Des bousculades en Zambie et un accident d’hélicoptère en Sierra Leone
font plusieurs victimes

Deux événements tragiques qui se sont produits ce week-end en Afrique ont endeuillé la famille du football mondial.

Le Président de la FIFA, Joseph S. Blatter, s’est montré particulièrement touché : « Ces deux accidents, en Zambie et en Sierra Leone, ont profondément bouleversé la famille du football. Notre douleur est d’autant plus grande que ces deux événements tragiques se sont produits quelques jours à peine après la clôture du 57e Congrès de la FIFA lors duquel nous étions tous réunis à Zurich ».

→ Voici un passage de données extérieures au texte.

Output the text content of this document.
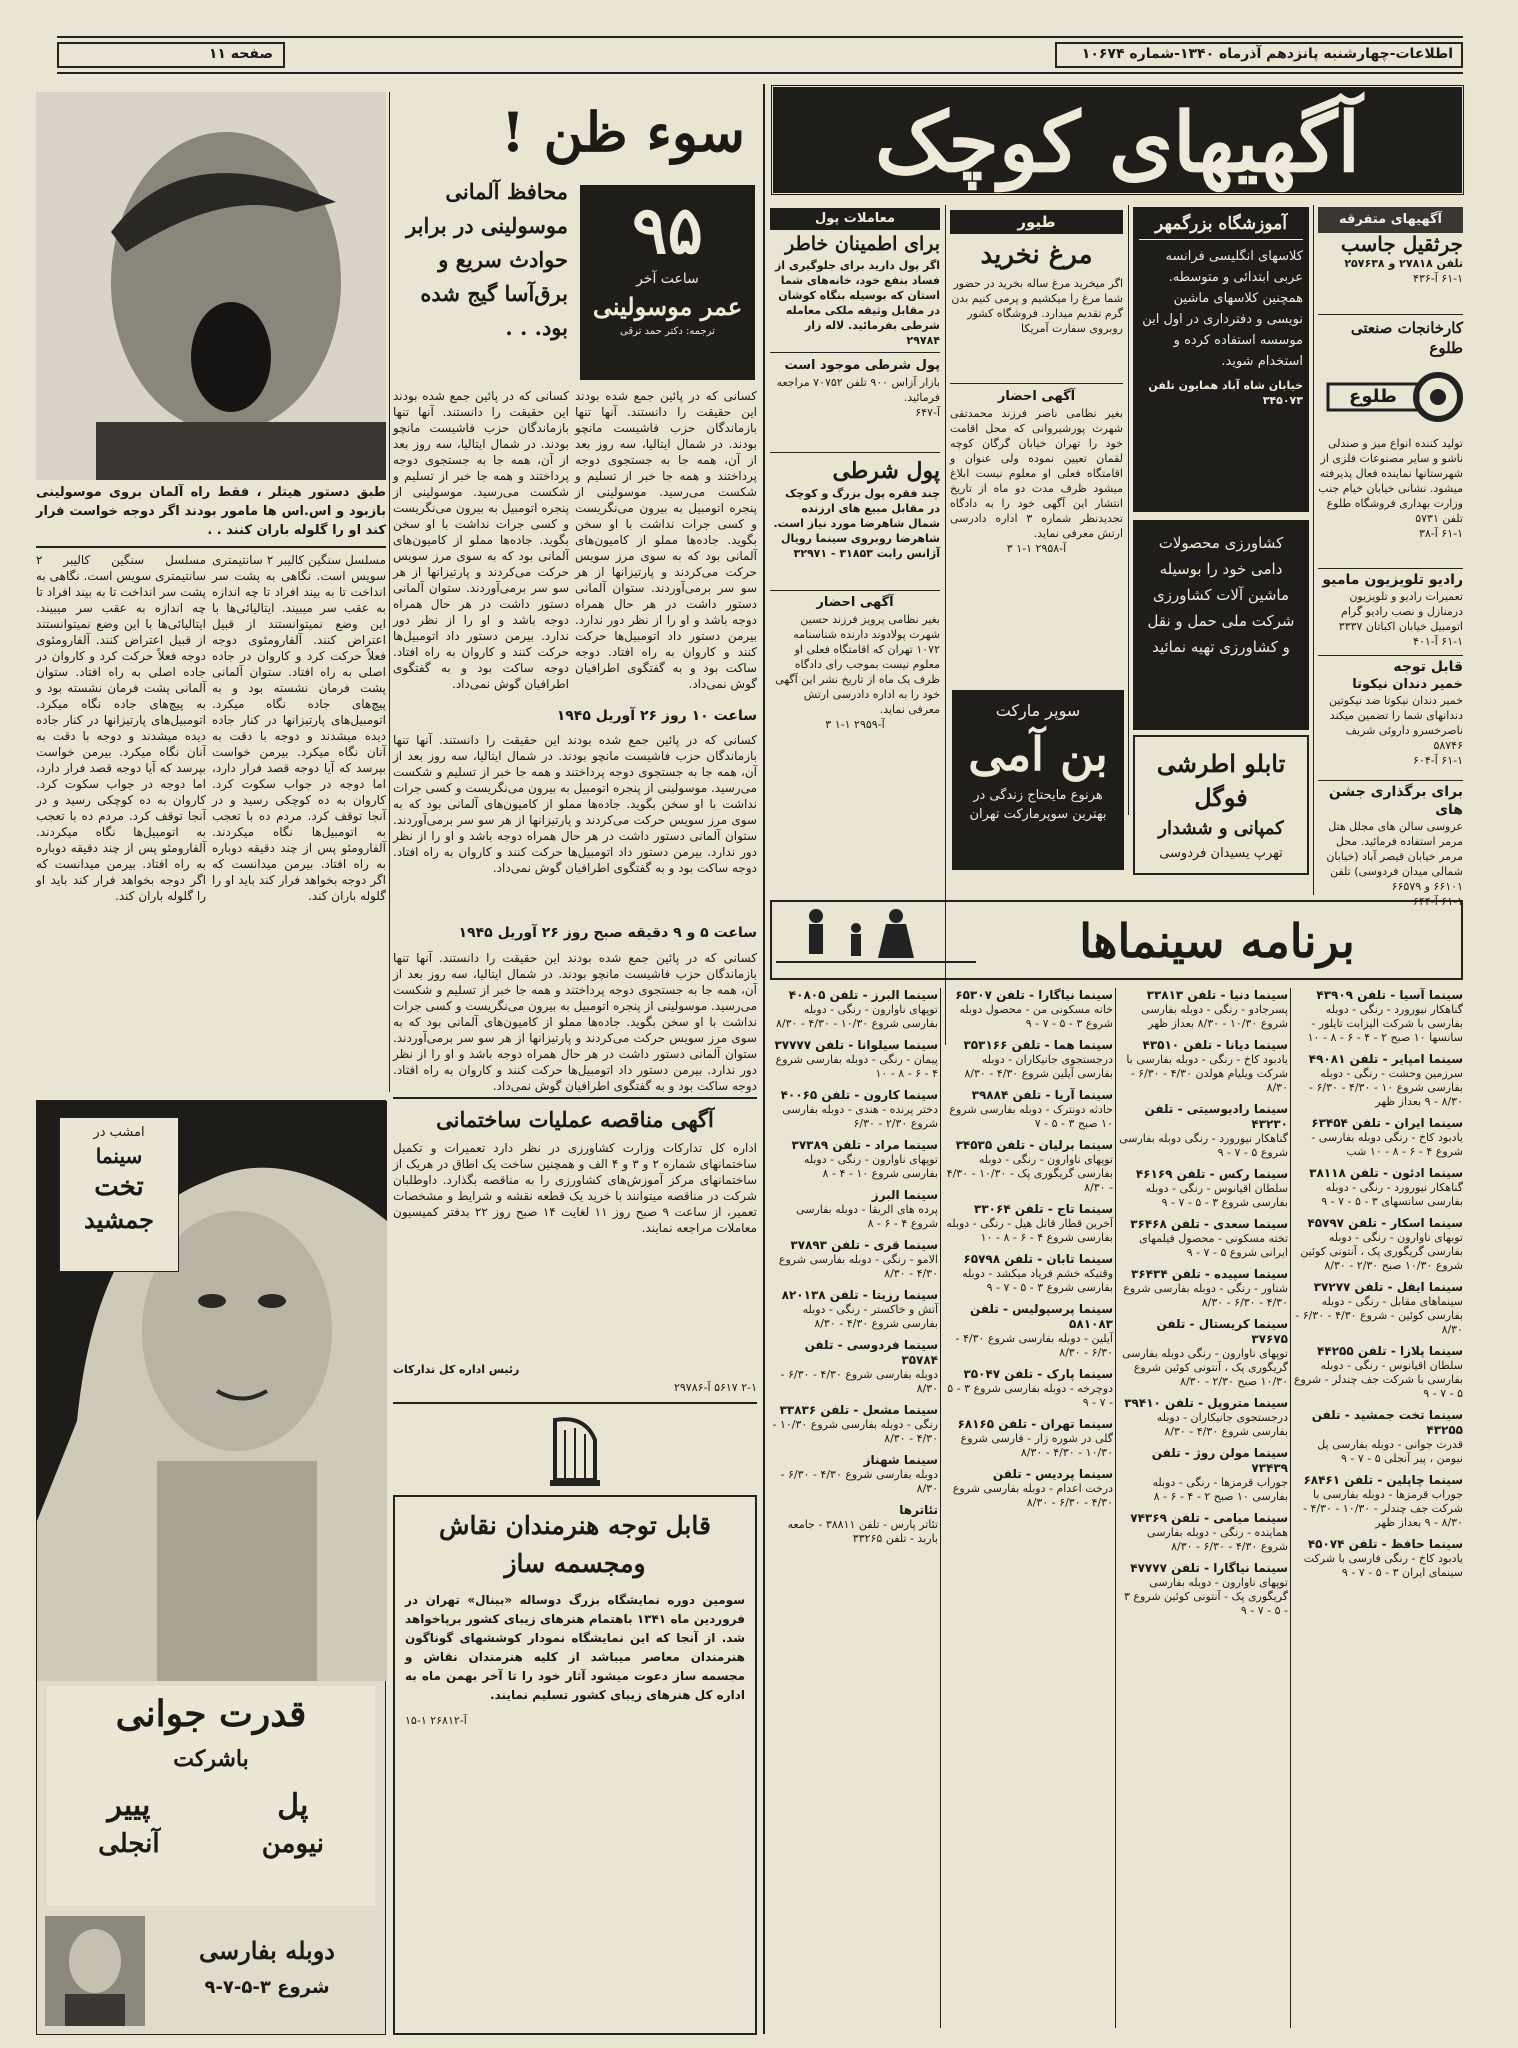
اطلاعات-چهارشنبه پانزدهم آذرماه ۱۳۴۰-شماره ۱۰۶۷۴
صفحه ۱۱
آگهیهای کوچک
آگهیهای متفرقه
جرثقیل جاسب
تلفن ۲۷۸۱۸ و ۲۵۷۶۳۸
۶۱-۱ آ-۴۳۶
کارخانجات صنعتی طلوع
طلوع
تولید کننده انواع میز و صندلی ناشو و سایر مصنوعات فلزی از شهرستانها نماینده فعال پذیرفته میشود. نشانی خیابان خیام جنب وزارت بهداری فروشگاه طلوع تلفن ۵۷۳۱
۶۱-۱ آ-۳۸
رادیو تلویزیون مامیو
تعمیرات رادیو و تلویزیون درمنازل و نصب رادیو گرام اتومبیل خیابان اکباتان ۳۳۳۷
۶۱-۱ آ-۴۰۱
قابل توجه
خمیر دندان نیکوتا
خمیر دندان نیکوتا ضد نیکوتین دندانهای شما را تضمین میکند ناصرخسرو داروئی شریف ۵۸۷۴۶
۶۱-۱ آ-۶۰۴
برای برگذاری جشن های
عروسی سالن های مجلل هتل مرمر استفاده فرمائید. محل مرمر خیابان قیصر آباد (خیابان شمالی میدان فردوسی) تلفن ۶۶۱۰۱ و ۶۶۵۷۹
۶۱-۱ آ-۶۴۴
آموزشگاه بزرگمهر
کلاسهای انگلیسی فرانسه عربی ابتدائی و متوسطه. همچنین کلاسهای ماشین نویسی و دفترداری در اول این موسسه استفاده کرده و استخدام شوید.
خیابان شاه آباد همایون تلفن ۳۴۵۰۷۳
کشاورزی محصولات دامی خود را بوسیله ماشین آلات کشاورزی شرکت ملی حمل و نقل و کشاورزی تهیه نمائید
تابلو اطرشی فوگل
کمپانی و ششدار
تهرپ یسیدان فردوسی
طیور
مرغ نخرید
اگر میخرید مرغ ساله بخرید در حضور شما مرغ را میکشیم و پرمی کنیم بدن گرم تقدیم میدارد. فروشگاه کشور روبروی سفارت آمریکا
آگهی احضار
بغیر نظامی ناصر فرزند محمدتقی شهرت پورشیروانی که محل اقامت خود را تهران خیابان گرگان کوچه لقمان تعیین نموده ولی عنوان و اقامتگاه فعلی او معلوم نیست ابلاغ میشود ظرف مدت دو ماه از تاریخ انتشار این آگهی خود را به دادگاه تجدیدنظر شماره ۳ اداره دادرسی ارتش معرفی نماید.
آ-۲۹۵۸ ۱-۱ ۳
سوپر مارکت
بن آمی
هرنوع مایحتاج زندگی در بهترین سوپرمارکت تهران
معاملات پول
برای اطمینان خاطر
اگر پول دارید برای جلوگیری از فساد بنفع خود، خانه‌های شما استان که بوسیله بنگاه کوشان در مقابل وثیقه ملکی معامله شرطی بفرمائید. لاله زار ۲۹۷۸۴
پول شرطی موجود است
بازار آزاس ۹۰۰ تلفن ۷۰۷۵۲ مراجعه فرمائید.
آ-۶۴۷
پول شرطی
چند فقره پول بزرگ و کوچک در مقابل مبیع های ارزنده شمال شاهرضا مورد نیاز است. شاهرضا روبروی سینما رویال آژانس رابت ۳۱۸۵۳ - ۳۲۹۷۱
آگهی احضار
بغیر نظامی پرویز فرزند حسین شهرت پولادوند دارنده شناسنامه ۱۰۷۲ تهران که اقامتگاه فعلی او معلوم نیست بموجب رای دادگاه ظرف یک ماه از تاریخ نشر این آگهی خود را به اداره دادرسی ارتش معرفی نماید.
آ-۲۹۵۹ ۱-۱ ۳
برنامه سینماها
سینما آسیا - تلفن ۴۳۹۰۹
گناهکار نیورورد - رنگی - دوبله بفارسی با شرکت الیزابت تایلور - سانسها ۱۰ صبح ۲ - ۴ - ۶ - ۸ - ۱۰
سینما امپایر - تلفن ۴۹۰۸۱
سرزمین وحشت - رنگی - دوبله بفارسی شروع ۱۰ - ۴/۳۰ - ۶/۳۰ - ۸/۳۰ - ۹ بعداز ظهر
سینما ایران - تلفن ۶۳۴۵۴
یادبود کاخ - رنگی دوبله بفارسی - شروع ۴ - ۶ - ۸ - ۱۰ شب
سینما ادئون - تلفن ۳۸۱۱۸
گناهکار نیورورد - رنگی - دوبله بفارسی سانسهای ۳ - ۵ - ۷ - ۹
سینما اسکار - تلفن ۴۵۷۹۷
توبهای ناوارون - رنگی - دوبله بفارسی گریگوری پک ، آنتونی کوئین شروع ۱۰/۳۰ صبح ۲/۳۰ - ۸/۳۰
سینما ایفل - تلفن ۳۷۲۷۷
سینماهای مقابل - رنگی - دوبله بفارسی کوئین - شروع ۴/۳۰ - ۶/۳۰ - ۸/۳۰
سینما پلازا - تلفن ۴۴۲۵۵
سلطان اقیانوس - رنگی - دوبله بفارسی با شرکت جف چندلر - شروع ۵ - ۷ - ۹
سینما تخت جمشید - تلفن ۴۳۲۵۵
قدرت جوانی - دوبله بفارسی پل نیومن ، پیر آنجلی ۵ - ۷ - ۹
سینما چاپلین - تلفن ۶۸۴۶۱
جوراب قرمزها - دوبله بفارسی با شرکت جف چندلر - ۱۰/۳۰ - ۴/۳۰ - ۸/۳۰ - ۹ بعداز ظهر
سینما حافظ - تلفن ۴۵۰۷۴
یادبود کاخ - رنگی فارسی با شرکت سینمای ایران ۳ - ۵ - ۷ - ۹
سینما دنیا - تلفن ۳۳۸۱۳
پسرجادو - رنگی - دوبله بفارسی شروع ۱۰/۳۰ - ۸/۳۰ بعداز ظهر
سینما دیانا - تلفن ۴۳۵۱۰
یادبود کاخ - رنگی - دوبله بفارسی با شرکت ویلیام هولدن ۴/۳۰ - ۶/۳۰ - ۸/۳۰
سینما رادیوسیتی - تلفن ۴۳۲۳۰
گناهکار نیورورد - رنگی دوبله بفارسی شروع ۵ - ۷ - ۹
سینما رکس - تلفن ۴۶۱۶۹
سلطان اقیانوس - رنگی - دوبله بفارسی شروع ۳ - ۵ - ۷ - ۹
سینما سعدی - تلفن ۳۶۴۶۸
تخته مسکونی - محصول فیلمهای ایرانی شروع ۵ - ۷ - ۹
سینما سپیده - تلفن ۳۶۴۳۴
شناور - رنگی - دوبله بفارسی شروع ۴/۳۰ - ۶/۳۰ - ۸/۳۰
سینما کریستال - تلفن ۳۷۶۷۵
توپهای ناوارون - رنگی دوبله بفارسی گریگوری پک ، آنتونی کوئین شروع ۱۰/۳۰ صبح ۲/۳۰ - ۸/۳۰
سینما متروپل - تلفن ۳۹۴۱۰
درجستجوی جانیکاران - دوبله بفارسی شروع ۴/۳۰ - ۸/۳۰
سینما مولن روژ - تلفن ۷۳۴۳۹
جوراب قرمزها - رنگی - دوبله بفارسی ۱۰ صبح ۲ - ۴ - ۶ - ۸
سینما میامی - تلفن ۷۴۳۶۹
هماینده - رنگی - دوبله بفارسی شروع ۴/۳۰ - ۶/۳۰ - ۸/۳۰
سینما نیاگارا - تلفن ۴۷۷۷۷
توپهای ناوارون - دوبله بفارسی گریگوری پک - آنتونی کوئین شروع ۳ - ۵ - ۷ - ۹
سینما نیاگارا - تلفن ۶۵۳۰۷
خانه مسکونی من - محصول دوبله شروع ۳ - ۵ - ۷ - ۹
سینما هما - تلفن ۳۵۳۱۶۶
درجستجوی جانیکاران - دوبله بفارسی آیلین شروع ۴/۳۰ - ۸/۳۰
سینما آریا - تلفن ۳۹۸۸۴
حادثه دونترک - دوبله بفارسی شروع ۱۰ صبح ۳ - ۵ - ۷
سینما برلیان - تلفن ۳۴۵۳۵
توپهای ناوارون - رنگی - دوبله بفارسی گریگوری پک - ۱۰/۳۰ - ۴/۳۰ - ۸/۳۰
سینما تاج - تلفن ۳۳۰۶۴
آخرین قطار قاتل هیل - رنگی - دوبله بفارسی شروع ۴ - ۶ - ۸ - ۱۰
سینما تابان - تلفن ۶۵۷۹۸
وقتیکه خشم فریاد میکشد - دوبله بفارسی شروع ۳ - ۵ - ۷ - ۹
سینما پرسپولیس - تلفن ۵۸۱۰۸۳
آیلین - دوبله بفارسی شروع ۴/۳۰ - ۶/۳۰ - ۸/۳۰
سینما پارک - تلفن ۳۵۰۴۷
دوچرخه - دوبله بفارسی شروع ۳ - ۵ - ۷ - ۹
سینما تهران - تلفن ۶۸۱۶۵
گلی در شوره زار - فارسی شروع ۱۰/۳۰ - ۴/۳۰ - ۸/۳۰
سینما پردیس - تلفن
درخت اعدام - دوبله بفارسی شروع ۴/۳۰ - ۶/۳۰ - ۸/۳۰
سینما البرز - تلفن ۴۰۸۰۵
توپهای ناوارون - رنگی - دوبله بفارسی شروع ۱۰/۳۰ - ۴/۳۰ - ۸/۳۰
سینما سیلوانا - تلفن ۳۷۷۷۷
پیمان - رنگی - دوبله بفارسی شروع ۴ - ۶ - ۸ - ۱۰
سینما کارون - تلفن ۴۰۰۶۵
دختر پرنده - هندی - دوبله بفارسی شروع ۲/۳۰ - ۶/۳۰
سینما مراد - تلفن ۳۷۳۸۹
توپهای ناوارون - رنگی - دوبله بفارسی شروع ۱۰ - ۴ - ۸
سینما البرز
پرده های الریقا - دوبله بفارسی شروع ۴ - ۶ - ۸
سینما قری - تلفن ۳۷۸۹۳
الامو - رنگی - دوبله بفارسی شروع ۴/۳۰ - ۸/۳۰
سینما رزیتا - تلفن ۸۲۰۱۳۸
آتش و خاکستر - رنگی - دوبله بفارسی شروع ۴/۳۰ - ۸/۳۰
سینما فردوسی - تلفن ۳۵۷۸۴
دوبله بفارسی شروع ۴/۳۰ - ۶/۳۰ - ۸/۳۰
سینما مشعل - تلفن ۳۳۸۳۶
رنگی - دوبله بفارسی شروع ۱۰/۳۰ - ۴/۳۰ - ۸/۳۰
سینما شهناز
دوبله بفارسی شروع ۴/۳۰ - ۶/۳۰ - ۸/۳۰
تئاترها
تئاتر پارس - تلفن ۳۸۸۱۱ - جامعه باربد - تلفن ۳۳۲۶۵
سوء ظن !
محافظ آلمانی موسولینی در برابر حوادث سریع و برق‌آسا گیج شده بود. . .
۹۵
ساعت آخر
عمر موسولینی
ترجمه: دکتر حمد ترقی
طبق دستور هیتلر ، فقط راه آلمان بروی موسولینی بازبود و اس.اس ها مامور بودند اگر دوجه خواست فرار کند او را گلوله باران کنند . .
کسانی که در پائین جمع شده بودند این حقیقت را دانستند. آنها تنها بازماندگان حزب فاشیست مانچو بودند. در شمال ایتالیا، سه روز بعد از آن، همه جا به جستجوی دوجه پرداختند و همه جا خبر از تسلیم و شکست می‌رسید. موسولینی از پنجره اتومبیل به بیرون می‌نگریست و کسی جرات نداشت با او سخن بگوید. جاده‌ها مملو از کامیون‌های آلمانی بود که به سوی مرز سویس حرکت می‌کردند و پارتیزانها از هر سو سر برمی‌آوردند. ستوان آلمانی دستور داشت در هر حال همراه دوجه باشد و او را از نظر دور ندارد. بیرمن دستور داد اتومبیل‌ها حرکت کنند و کاروان به راه افتاد. دوجه ساکت بود و به گفتگوی اطرافیان گوش نمی‌داد.
کسانی که در پائین جمع شده بودند این حقیقت را دانستند. آنها تنها بازماندگان حزب فاشیست مانچو بودند. در شمال ایتالیا، سه روز بعد از آن، همه جا به جستجوی دوجه پرداختند و همه جا خبر از تسلیم و شکست می‌رسید. موسولینی از پنجره اتومبیل به بیرون می‌نگریست و کسی جرات نداشت با او سخن بگوید. جاده‌ها مملو از کامیون‌های آلمانی بود که به سوی مرز سویس حرکت می‌کردند و پارتیزانها از هر سو سر برمی‌آوردند. ستوان آلمانی دستور داشت در هر حال همراه دوجه باشد و او را از نظر دور ندارد. بیرمن دستور داد اتومبیل‌ها حرکت کنند و کاروان به راه افتاد. دوجه ساکت بود و به گفتگوی اطرافیان گوش نمی‌داد.
ساعت ۱۰ روز ۲۶ آوریل ۱۹۴۵
کسانی که در پائین جمع شده بودند این حقیقت را دانستند. آنها تنها بازماندگان حزب فاشیست مانچو بودند. در شمال ایتالیا، سه روز بعد از آن، همه جا به جستجوی دوجه پرداختند و همه جا خبر از تسلیم و شکست می‌رسید. موسولینی از پنجره اتومبیل به بیرون می‌نگریست و کسی جرات نداشت با او سخن بگوید. جاده‌ها مملو از کامیون‌های آلمانی بود که به سوی مرز سویس حرکت می‌کردند و پارتیزانها از هر سو سر برمی‌آوردند. ستوان آلمانی دستور داشت در هر حال همراه دوجه باشد و او را از نظر دور ندارد. بیرمن دستور داد اتومبیل‌ها حرکت کنند و کاروان به راه افتاد. دوجه ساکت بود و به گفتگوی اطرافیان گوش نمی‌داد.
ساعت ۵ و ۹ دقیقه صبح روز ۲۶ آوریل ۱۹۴۵
کسانی که در پائین جمع شده بودند این حقیقت را دانستند. آنها تنها بازماندگان حزب فاشیست مانچو بودند. در شمال ایتالیا، سه روز بعد از آن، همه جا به جستجوی دوجه پرداختند و همه جا خبر از تسلیم و شکست می‌رسید. موسولینی از پنجره اتومبیل به بیرون می‌نگریست و کسی جرات نداشت با او سخن بگوید. جاده‌ها مملو از کامیون‌های آلمانی بود که به سوی مرز سویس حرکت می‌کردند و پارتیزانها از هر سو سر برمی‌آوردند. ستوان آلمانی دستور داشت در هر حال همراه دوجه باشد و او را از نظر دور ندارد. بیرمن دستور داد اتومبیل‌ها حرکت کنند و کاروان به راه افتاد. دوجه ساکت بود و به گفتگوی اطرافیان گوش نمی‌داد.
مسلسل سنگین کالیبر ۲ سانتیمتری سویس است. نگاهی به پشت سر انداخت تا به بیند افراد تا چه اندازه به عقب سر میبیند. ایتالیائی‌ها با این وضع نمیتوانستند از قبیل اعتراض کنند. آلفارومئوی دوجه فعلاً حرکت کرد و کاروان در جاده اصلی به راه افتاد. ستوان آلمانی پشت فرمان نشسته بود و به پیچ‌های جاده نگاه میکرد. اتومبیل‌های پارتیزانها در کنار جاده دیده میشدند و دوجه با دقت به آنان نگاه میکرد. بیرمن خواست بپرسد که آیا دوجه قصد فرار دارد، اما دوجه در جواب سکوت کرد. کاروان به ده کوچکی رسید و در آنجا توقف کرد. مردم ده با تعجب به اتومبیل‌ها نگاه میکردند. آلفارومئو پس از چند دقیقه دوباره به راه افتاد. بیرمن میدانست که اگر دوجه بخواهد فرار کند باید او را گلوله باران کند.
مسلسل سنگین کالیبر ۲ سانتیمتری سویس است. نگاهی به پشت سر انداخت تا به بیند افراد تا چه اندازه به عقب سر میبیند. ایتالیائی‌ها با این وضع نمیتوانستند از قبیل اعتراض کنند. آلفارومئوی دوجه فعلاً حرکت کرد و کاروان در جاده اصلی به راه افتاد. ستوان آلمانی پشت فرمان نشسته بود و به پیچ‌های جاده نگاه میکرد. اتومبیل‌های پارتیزانها در کنار جاده دیده میشدند و دوجه با دقت به آنان نگاه میکرد. بیرمن خواست بپرسد که آیا دوجه قصد فرار دارد، اما دوجه در جواب سکوت کرد. کاروان به ده کوچکی رسید و در آنجا توقف کرد. مردم ده با تعجب به اتومبیل‌ها نگاه میکردند. آلفارومئو پس از چند دقیقه دوباره به راه افتاد. بیرمن میدانست که اگر دوجه بخواهد فرار کند باید او را گلوله باران کند.
آگهی مناقصه عملیات ساختمانی
اداره کل تدارکات وزارت کشاورزی در نظر دارد تعمیرات و تکمیل ساختمانهای شماره ۲ و ۳ و ۴ الف و همچنین ساخت یک اطاق در هریک از ساختمانهای مرکز آموزش‌های کشاورزی را به مناقصه بگذارد. داوطلبان شرکت در مناقصه میتوانند با خرید یک قطعه نقشه و شرایط و مشخصات تعمیر، از ساعت ۹ صبح روز ۱۱ لغایت ۱۴ صبح روز ۲۲ بدفتر کمیسیون معاملات مراجعه نمایند.
رئیس اداره کل تدارکات
۲-۱ ۵۶۱۷ آ-۲۹۷۸۶
قابل توجه هنرمندان نقاش
ومجسمه ساز
سومین دوره نمایشگاه بزرگ دوساله «بینال» تهران در فروردین ماه ۱۳۴۱ باهتمام هنرهای زیبای کشور برپاخواهد شد. از آنجا که این نمایشگاه نمودار کوششهای گوناگون هنرمندان معاصر میباشد از کلیه هنرمندان نقاش و مجسمه ساز دعوت میشود آثار خود را تا آخر بهمن ماه به اداره کل هنرهای زیبای کشور تسلیم نمایند.
آ-۲۶۸۱۲ ۱-۱۵
امشب در
سینما
تخت
جمشید
قدرت جوانی
باشرکت
پل
نیومن
پییر
آنجلی
دوبله بفارسی
شروع ۳-۵-۷-۹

Samedi 2 juin 2007, 12 personnes ont perdu la vie dans une bousculade qui a éclaté après un match de qualification pour la Coupe d’Afrique des Nations entre la Zambie et le Congo. Dimanche 3 juin 2007, le ministre des Sports togolais et plusieurs officiels de la Fédération Togolaise de Football ainsi que d’autres personnes ont trouvé la mort dans un accident d’hélicoptère à Freetown (Sierra Leone) alors qu’ils rentraient d’un match de qualification pour la Coupe d’Afrique des Nations entre la Sierra Leone et le Togo.

La FIFA et son Président ont adressé un courrier de condoléances aux deux fédérations concernées, à leurs gouvernements respectifs, à la Confédération Africaine de Football (CAF) ainsi qu’aux proches des victimes. Lors d’un entretien téléphonique, le président de la CAF et vice-président de la FIFA, Issa Hayatou, a informé le Président de la FIFA, Joseph S. Blatter, des mesures que la CAF allait prendre en collaboration avec le gouvernement de la Zambie afin de connaître les circonstances de la tragédie qui s’est produite dans le stade.